In Wilkinson’s debut novel, American Spy (Random House, Feb.), FBI agent Marie Mitchell accepts an assignment aimed at destabilizing the Communist government of Thomas Sankara in Burkina Faso.
Why did you choose to write a spy novel?
I started out with wanting to write a black female spy, because I wanted to create a character I didn’t see growing up but wished I had. As I continued to work on the novel, the spy genre started to feel like a natural metaphor for what W.E.B. Du Bois calls the “double consciousness.” Spies must constantly be vigilant about how they’re perceived and must also be aware of the ways in which this perception is in conflict with their own self-perception.
What do you see as the barriers Marie faces in seeing herself as fully American?
I think she’s struggling with a sense of her double self: the black person and the American. Or her triple self, as when Marie is in spaces where she’s secure in the perception of her blackness, they’re often male-dominated, and so she must figure out a way to contextualize herself within the limits of patriarchy instead.
What books informed American Spy most directly, and in what manner?
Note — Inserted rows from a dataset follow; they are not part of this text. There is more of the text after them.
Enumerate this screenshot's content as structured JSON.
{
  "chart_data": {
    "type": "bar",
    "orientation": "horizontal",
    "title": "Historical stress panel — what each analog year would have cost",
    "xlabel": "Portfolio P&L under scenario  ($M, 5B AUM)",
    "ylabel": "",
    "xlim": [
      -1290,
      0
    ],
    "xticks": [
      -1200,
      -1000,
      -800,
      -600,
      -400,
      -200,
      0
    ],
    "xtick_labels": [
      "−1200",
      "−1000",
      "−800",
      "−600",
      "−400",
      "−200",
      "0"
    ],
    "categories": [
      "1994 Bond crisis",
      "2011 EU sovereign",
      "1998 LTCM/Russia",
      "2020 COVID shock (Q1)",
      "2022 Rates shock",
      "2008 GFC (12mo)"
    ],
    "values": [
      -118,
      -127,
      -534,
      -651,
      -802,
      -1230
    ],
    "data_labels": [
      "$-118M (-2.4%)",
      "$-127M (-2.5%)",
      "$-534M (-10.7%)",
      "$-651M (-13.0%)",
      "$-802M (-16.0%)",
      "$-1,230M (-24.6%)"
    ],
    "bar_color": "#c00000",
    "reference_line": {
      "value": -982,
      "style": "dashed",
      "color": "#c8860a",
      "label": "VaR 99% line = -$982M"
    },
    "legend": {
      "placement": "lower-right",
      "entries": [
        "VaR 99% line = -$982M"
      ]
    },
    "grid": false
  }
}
I namecheck several of the novels that inspired me most directly in the novel, which may be obnoxious, but I did want to acknowledge them, because I felt I owed these books a debt. They include Invisible Man by Ralph Ellison and Passing by Nella Larsen, because of what they articulate about identity and about double and triple consciousness. There’s also The Spook Who Sat by the Door by Sam Greenlee, which is a story about a black former CIA agent who uses the things the agency taught him to start a revolution. And I mention John le Carré, because I was inspired by the difficult morality of The Spy Who Came in from the Cold.
Similarly, Marie comes to question her loyalties once she’s been in Burkina Faso—where do you think patriotism for one’s country ends?
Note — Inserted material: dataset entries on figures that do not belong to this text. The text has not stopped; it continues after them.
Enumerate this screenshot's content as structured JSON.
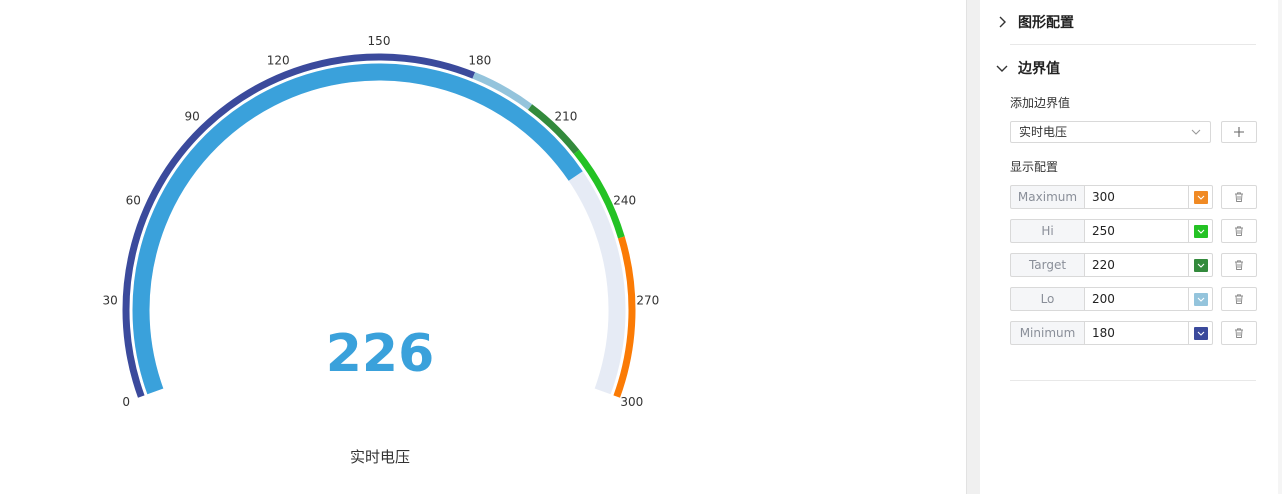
{
  "gauge": {
    "value": "226",
    "label": "实时电压",
    "min": 0,
    "max": 300,
    "current": 226,
    "ticks": [
      "0",
      "30",
      "60",
      "90",
      "120",
      "150",
      "180",
      "210",
      "240",
      "270",
      "300"
    ],
    "bands": [
      {
        "from": 0,
        "to": 180,
        "color": "#3b4a9c"
      },
      {
        "from": 180,
        "to": 200,
        "color": "#94c4dc"
      },
      {
        "from": 200,
        "to": 220,
        "color": "#338a3c"
      },
      {
        "from": 220,
        "to": 250,
        "color": "#24c224"
      },
      {
        "from": 250,
        "to": 300,
        "color": "#fb7b05"
      }
    ],
    "progress_color": "#3aa1db",
    "track_color": "#e6ebf5"
  },
  "panel": {
    "section_shape": "图形配置",
    "section_boundary": "边界值",
    "add_boundary_label": "添加边界值",
    "select_value": "实时电压",
    "display_config_label": "显示配置",
    "rows": [
      {
        "label": "Maximum",
        "value": "300",
        "color": "#f08a24"
      },
      {
        "label": "Hi",
        "value": "250",
        "color": "#24c224"
      },
      {
        "label": "Target",
        "value": "220",
        "color": "#338a3c"
      },
      {
        "label": "Lo",
        "value": "200",
        "color": "#94c4dc"
      },
      {
        "label": "Minimum",
        "value": "180",
        "color": "#3b4a9c"
      }
    ]
  }
}
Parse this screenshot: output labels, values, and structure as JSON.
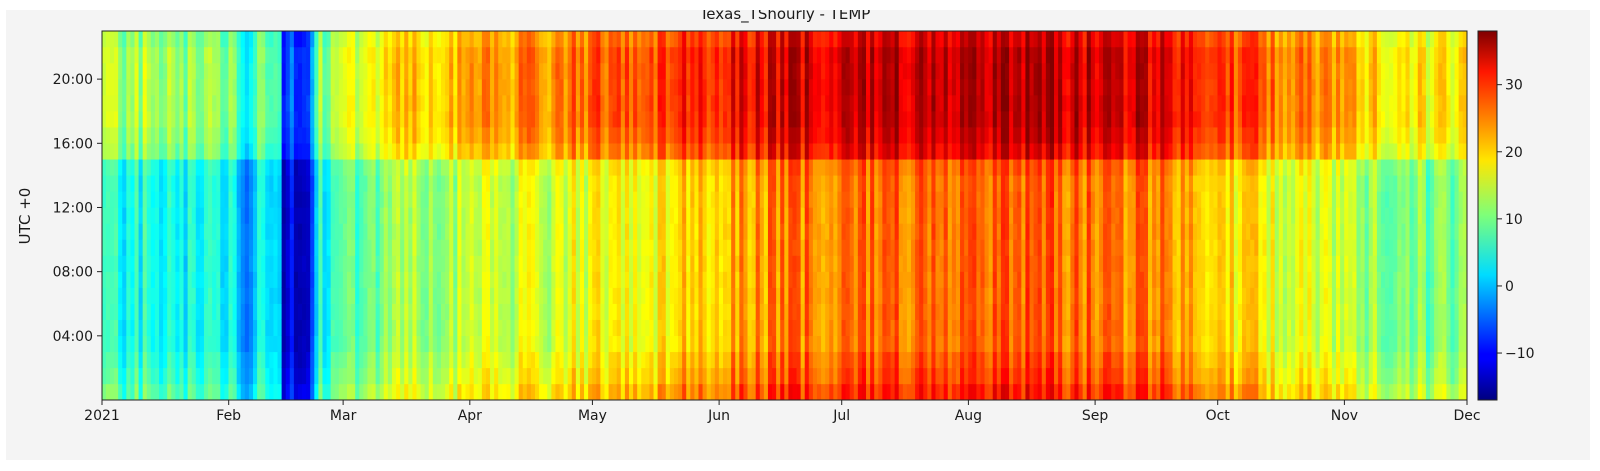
{
  "chart_data": {
    "type": "heatmap",
    "title": "Texas_TShourly - TEMP",
    "xlabel": "",
    "ylabel": "UTC +0",
    "x_axis": {
      "type": "date",
      "range": [
        "2021-01-01",
        "2021-12-01"
      ],
      "tick_values": [
        "2021-01-01",
        "2021-02-01",
        "2021-03-01",
        "2021-04-01",
        "2021-05-01",
        "2021-06-01",
        "2021-07-01",
        "2021-08-01",
        "2021-09-01",
        "2021-10-01",
        "2021-11-01",
        "2021-12-01"
      ],
      "tick_labels": [
        "2021",
        "Feb",
        "Mar",
        "Apr",
        "May",
        "Jun",
        "Jul",
        "Aug",
        "Sep",
        "Oct",
        "Nov",
        "Dec"
      ]
    },
    "y_axis": {
      "range": [
        0,
        23
      ],
      "tick_values": [
        4,
        8,
        12,
        16,
        20
      ],
      "tick_labels": [
        "04:00",
        "08:00",
        "12:00",
        "16:00",
        "20:00"
      ]
    },
    "colorbar": {
      "colormap": "jet",
      "range": [
        -17,
        38
      ],
      "tick_values": [
        -10,
        0,
        10,
        20,
        30
      ],
      "tick_labels": [
        "−10",
        "0",
        "10",
        "20",
        "30"
      ]
    },
    "grid": false,
    "approx_monthly_mean_temp": {
      "months": [
        "Jan",
        "Feb",
        "Mar",
        "Apr",
        "May",
        "Jun",
        "Jul",
        "Aug",
        "Sep",
        "Oct",
        "Nov"
      ],
      "night_hours_04_12": [
        5,
        2,
        12,
        15,
        18,
        24,
        25,
        26,
        24,
        16,
        10
      ],
      "day_hours_16_22": [
        13,
        8,
        20,
        24,
        28,
        33,
        34,
        35,
        33,
        25,
        18
      ]
    }
  }
}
If you’re not treated as if you’re fully entitled to the benefits of a country, or if you can’t trust the country to apply the rule of its law to you and to the people who look like you in an equitable and methodical manner, then your loyalty to it comes into question. I think it falters there—in the moment you realize you’ve been unquestioningly loyal to a country that isn’t loyal to you.
How do you see Marie’s experience as a black woman in America as contrasting with the African revolutionaries she meets abroad?
While working on this novel, I became very interested in what motivates a revolutionary leader. They must have an incredible amount of confidence in their vision, and I couldn’t fully conceptualize such total self-assurance. And Marie—as a product of what might be a limit of my imagination—can’t either. So that’s the difference that I tried to create between her and the revolutionaries she meets.